While in college in 1994, I took the bus from Dartmouth College in New Hampshire down to Long Island, New York, to visit my boyfriend’s family. He was returning at a later date, so I headed back north on the bus by myself. There was a stop near Boston where I needed to change buses.

However, as is typical to the Northeast in winter, my bus was late due to inclement weather, so I missed my connection. It was now mid-morning, and the next bus was not until 9:00 p.m. I would have to sit nearly all day in the bus station.

That was not so bad in itself; however, I rarely to never carry cash and my ATM card was not working. My parents live in Maine, and all my friends were at the college. There literally was no one I could call to pick me up or to just visit with. It was a book and me, until nightfall.

By late afternoon the bus station was frigid, and I had eaten only two Tootsie Rolls that had cost ten cents each.

At one point in the afternoon, a homeless man approached me, asking for money. He had been hanging around the station for few minutes approaching others. The other people in the bus station were all staring at me (or at least I assumed they were).

Not thrilled, I took the two candy wrappers and a nickel out of my pocket and told him that was the remains of my breakfast, lunch and dinner, but if he wanted, he could have the nickel. He didn’t take the money, and with a gruff “That’s OK,” he waved me off and walked away.

About ten minutes later, he returned with a hamburger and soda from McDonald’s. Here I was, sitting in a bus station with a homeless man buying me dinner! Of course, I accepted it. Then we sat together for a few hours while I waited for my bus. I read his journal of stories he’d been working on, and he asked questions about my time in college.

He was definitely a strange character — he was elderly and had been homeless for many years. He showed signs of mental illness, through talking about alien abductions, and ongoing government relocations. However, he had a great sense of humor and was fascinating to talk to.
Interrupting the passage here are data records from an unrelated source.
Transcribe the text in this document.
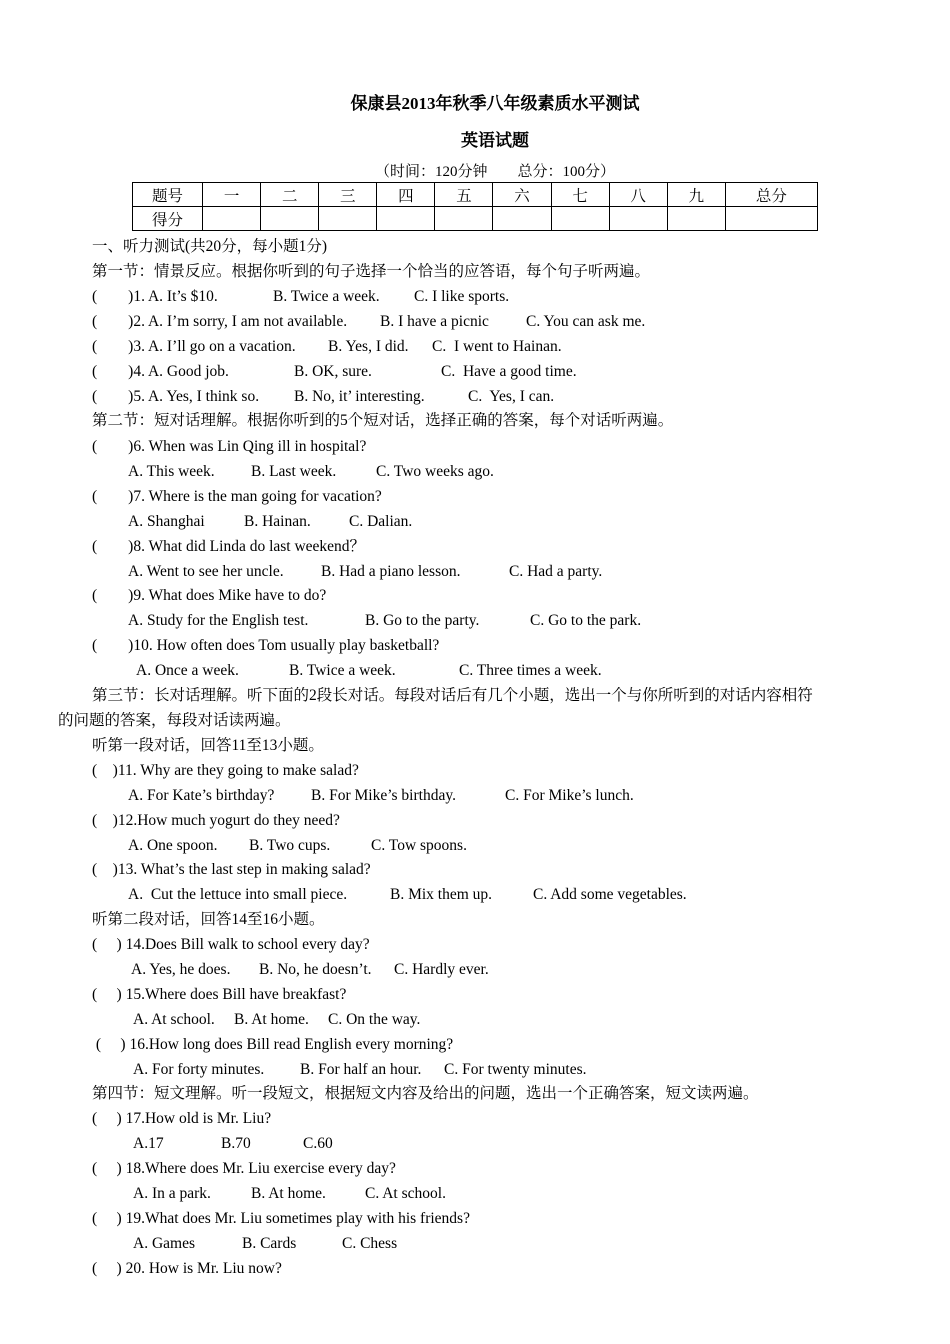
保康县2013年秋季八年级素质水平测试
英语试题
（时间：120分钟　　总分：100分）
题号	一	二	三	四	五	六	七	八	九	总分
得分										
一、听力测试(共20分，每小题1分)
第一节：情景反应。根据你听到的句子选择一个恰当的应答语，每个句子听两遍。
(　　)1. A. It’s $10.	B. Twice a week. C. I like sports.
(　　)2. A. I’m sorry, I am not available. B. I have a picnic C. You can ask me.
(　　)3. A. I’ll go on a vacation. B. Yes, I did. C.  I went to Hainan.
(　　)4. A. Good job.	B. OK, sure.	C.  Have a good time.
(　　)5. A. Yes, I think so. B. No, it’ interesting.	C.  Yes, I can.
第二节：短对话理解。根据你听到的5个短对话，选择正确的答案，每个对话听两遍。
(　　)6. When was Lin Qing ill in hospital?
A. This week. B. Last week.	C. Two weeks ago.
(　　)7. Where is the man going for vacation?
A. Shanghai	B. Hainan. C. Dalian.
(　　)8. What did Linda do last weekend？
A. Went to see her uncle. B. Had a piano lesson.	C. Had a party.
(　　)9. What does Mike have to do?
A. Study for the English test.	B. Go to the party.	C. Go to the park.
(　　)10. How often does Tom usually play basketball?
A. Once a week.	B. Twice a week.	C. Three times a week.
第三节：长对话理解。听下面的2段长对话。每段对话后有几个小题，选出一个与你所听到的对话内容相符
的问题的答案，每段对话读两遍。
听第一段对话，回答11至13小题。
(　)11. Why are they going to make salad?
A. For Kate’s birthday? B. For Mike’s birthday.	C. For Mike’s lunch.
(　)12.How much yogurt do they need?
A. One spoon. B. Two cups.	C. Tow spoons.
(　)13. What’s the last step in making salad?
A.  Cut the lettuce into small piece.	B. Mix them up.	C. Add some vegetables.
听第二段对话，回答14至16小题。
(　 ) 14.Does Bill walk to school every day?
A. Yes, he does. B. No, he doesn’t. C. Hardly ever.
(　 ) 15.Where does Bill have breakfast?
A. At school. B. At home. C. On the way.
(　 ) 16.How long does Bill read English every morning?
A. For forty minutes. B. For half an hour. C. For twenty minutes.
第四节：短文理解。听一段短文，根据短文内容及给出的问题，选出一个正确答案，短文读两遍。
(　 ) 17.How old is Mr. Liu?
A.17	B.70	C.60
(　 ) 18.Where does Mr. Liu exercise every day?
A. In a park.	B. At home.	C. At school.
(　 ) 19.What does Mr. Liu sometimes play with his friends?
A. Games	B. Cards	C. Chess
(　 ) 20. How is Mr. Liu now?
Despite being at an Ivy League college, my parents both worked and I was heavily dependent on financial aid, plus working 20 hours a week throughout school. Yet, I was amazed at what generosity this man could show when, despite my immediate lack of cash, I was still in a financially better state than he was.

Though I can’t return the favor directly to that gentleman, I make sure to offer something to homeless people as often as I can.